Short Bites
THE MAN WHO WAS LOVED (234 pp.) --James Stern--Harcourt, Brace ($3).
In Britain, where craftsmanlike novelists are almost as common as rooks at a mowing, careful readers watch for a rarer bird--the writer of first-rate short stories. In 1932 a fine specimen came along. James Stern, a young Irishman, published some stories about South Africa, where he had lived for a while, in a book called The Heartless Land. In 1938 he brought out another collection, Something Wrong. British critics had high praise for both volumes; only the first was published in the U.S., in a small edition. Said Author Christopher Isherwood: "James Stern is, as far as I know, the most unjustly neglected writer of short stories now alive."
In The Man Who Was Loved, U.S. readers can savor seven of the best tales from Stern's earlier books, and five new ones. The flavors are keen, and of many sorts.

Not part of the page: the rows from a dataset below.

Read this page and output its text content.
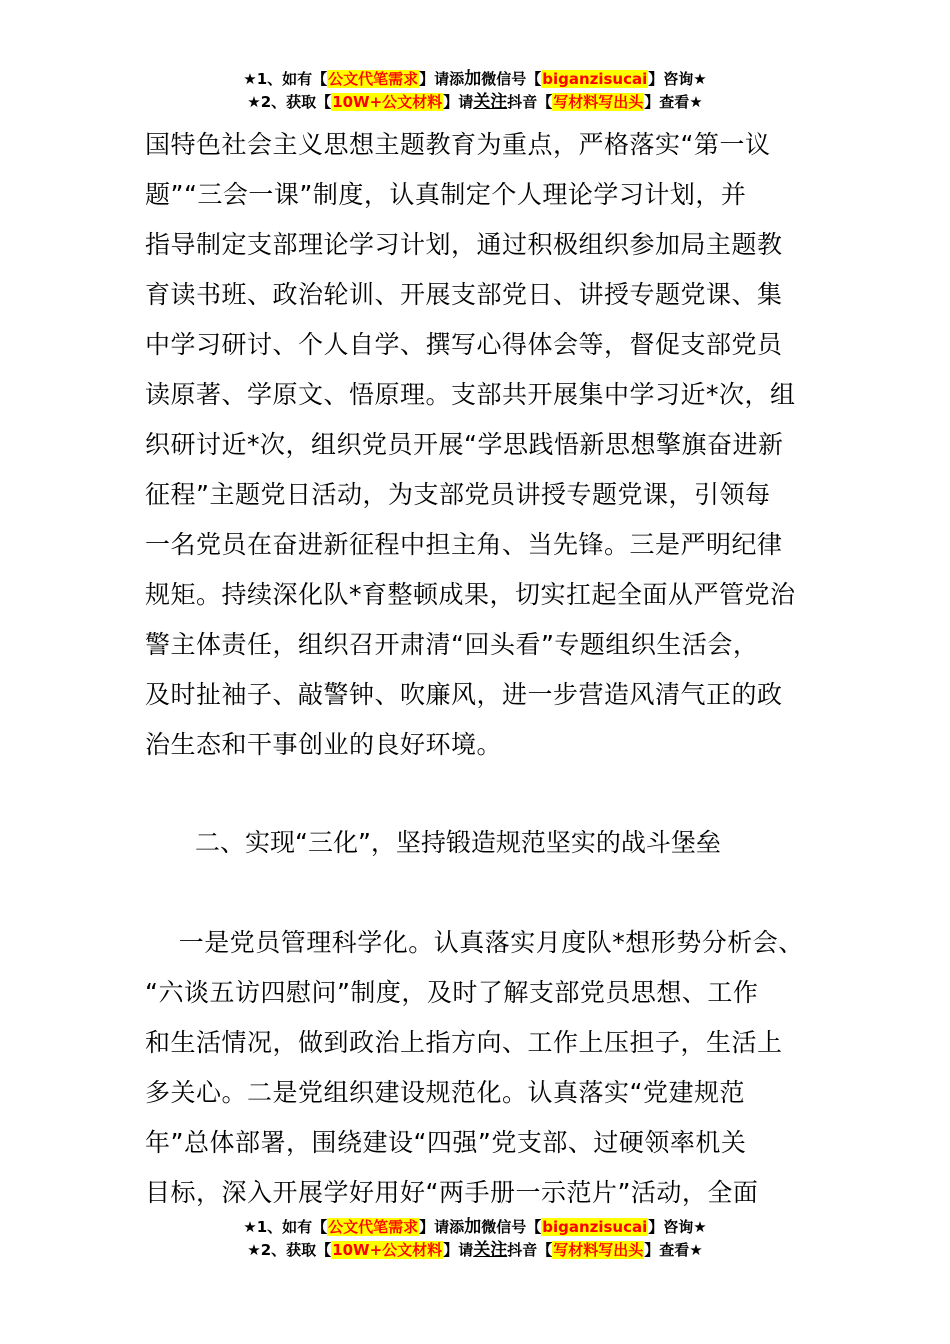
★1、如有【公文代笔需求】请添加微信号【biganzisucai】咨询★
★2、获取【10W+公文材料】请关注抖音【写材料写出头】查看★
国特色社会主义思想主题教育为重点，严格落实“第一议
题”“三会一课”制度，认真制定个人理论学习计划，并
指导制定支部理论学习计划，通过积极组织参加局主题教
育读书班、政治轮训、开展支部党日、讲授专题党课、集
中学习研讨、个人自学、撰写心得体会等，督促支部党员
读原著、学原文、悟原理。支部共开展集中学习近*次，组
织研讨近*次，组织党员开展“学思践悟新思想擎旗奋进新
征程”主题党日活动，为支部党员讲授专题党课，引领每
一名党员在奋进新征程中担主角、当先锋。三是严明纪律
规矩。持续深化队*育整顿成果，切实扛起全面从严管党治
警主体责任，组织召开肃清“回头看”专题组织生活会，
及时扯袖子、敲警钟、吹廉风，进一步营造风清气正的政
治生态和干事创业的良好环境。
二、实现“三化”，坚持锻造规范坚实的战斗堡垒
一是党员管理科学化。认真落实月度队*想形势分析会、
“六谈五访四慰问”制度，及时了解支部党员思想、工作
和生活情况，做到政治上指方向、工作上压担子，生活上
多关心。二是党组织建设规范化。认真落实“党建规范
年”总体部署，围绕建设“四强”党支部、过硬领率机关
目标，深入开展学好用好“两手册一示范片”活动，全面
★1、如有【公文代笔需求】请添加微信号【biganzisucai】咨询★
★2、获取【10W+公文材料】请关注抖音【写材料写出头】查看★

In Our Father, a young German recalls how his father came home from the World War I battlefront to find the mother having an affair with another man; the figures move and blur in the depths of his memory like shapes under water. Two Men is a stark outline of boredom on a lonely African station; the climax is a blood spree that is somehow more ghastly because its victims are not people, but ducks, geese and flamingos.

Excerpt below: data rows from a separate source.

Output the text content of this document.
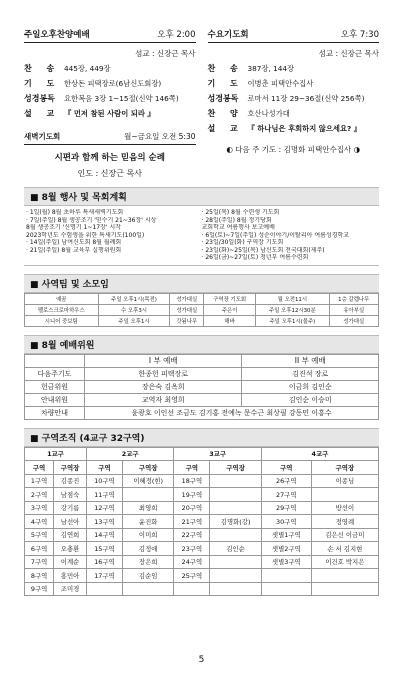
주일오후찬양예배	오후 2:00
섬교 : 신장근 목사
찬 송 445장, 449장
기 도 한상돈 피택장로(6남신도회장)
성경봉독	요한복음 3장 1~15절(신약 146쪽)
설 교 『 먼저 참된 사람이 되라 』
새벽기도회	월~금요일 오전 5:30
시편과 함께 하는 믿음의 순례
인도 : 신장근 목사
수요기도회	오후 7:30
섬교 : 신장근 목사
찬 송 387장, 144장
기 도 이병춘 피택안수집사
성경봉독	로마서 11장 29~36절(신약 256쪽)
찬 양 호산나성가대
설 교 『 하나님은 후회하지 않으세요? 』
◐ 다음 주 기도 : 김명화 피택안수집사 ◑
■ 8월 행사 및 목회계획
· 1일(월) 8월 초하루 특새새벽기도회
· 7일(주일) 8월 생공조기 '믿수기 21~36장' 시상
8월 생공조기 '신명기 1~17장' 시작
2023학년도 수험생을 위한 특새기도(100일)
· 14일(주일) 남여신도회 8월 월례회
· 21일(주일) 8월 교육부 실행위원회
· 25일(목) 8월 수련생 기도회
· 28일(주일) 8월 정기당회
교회학교 여름행사 보고예배
· 6일(토)~7일(주일) 성순이야기/이탈리아 여름성경학교
· 23일/30일(화) 구역장 기도회
· 23일(화)~25일(목) 남신도회 전국대회(제주)
· 26일(금)~27일(토) 청년부 여름수련회
■ 사역팀 및 소모임
예꿈	주일 오후1시(목전)	성가대실	구역장 기도회	월 오전11시	1층 갈렙나무
펠로스크로마하우스	수 오후3시	성가대실	주은이	주일 오후12시30분	유아부실
시니어 중보팀	주일 오후1시	갓됨나무	해바	주일 오후1시(물주)	성가대실
■ 8월 예배위원
	I 부 예배	II 부 예배
다음주기도	한종헌 피택장로	김진석 장로
헌금위원	장은숙 김옥희	이금희 김인순
안내위원	교역자 최영희	김인순 이승미
차량안내	윤광호 이인선 조금도 김기홍 전예녹 문수근 최상필 강동민 이흥수	
■ 구역조직 (4교구 32구역)
1교구		2교구		3교구		4교구	
구역	구역장	구역	구역장	구역	구역장	구역	구역장
1구역	김종진	10구역	이혜정(힌)	18구역		26구역	이종님
2구역	남점숙	11구역		19구역		27구역	
3구역	강기름	12구역	최영희	20구역		29구역	방선이
4구역	남선아	13구역	윤진화	21구역	김명화(강)	30구역	정영례
5구역	김연희	14구역	이미희	22구역		샛별1구역	김은신 이금미
6구역	오충환	15구역	김정애	23구역	김인순	샛별2구역	손 서 김지현
7구역	이계순	16구역	장은희	24구역		샛별3구역	이건호 박지은
8구역	홍민아	17구역	김순임	25구역			
9구역	조미경						
5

Perhaps the most effective story is one that crosses satire and pitilessness in almost equal parts. In Under the Beech Tree, a mannish countrywoman who cares for nothing but the chase is suddenly confronted with the fresh carcass of a vixen. She imagines that the precious creature--the might-have-been mother of countless foxes--has been wantonly shot by her young nephew, and she collapses in a paroxysm of rage and grief.
The stories are written in a firm, never brilliant, always individual style. In the sudden bite of his insights, Storyteller Stern somewhat suggests Chekhov, but Chekhov with his back teeth pulled. He bites, but he doesn't chew his ideas as fine as they deserve.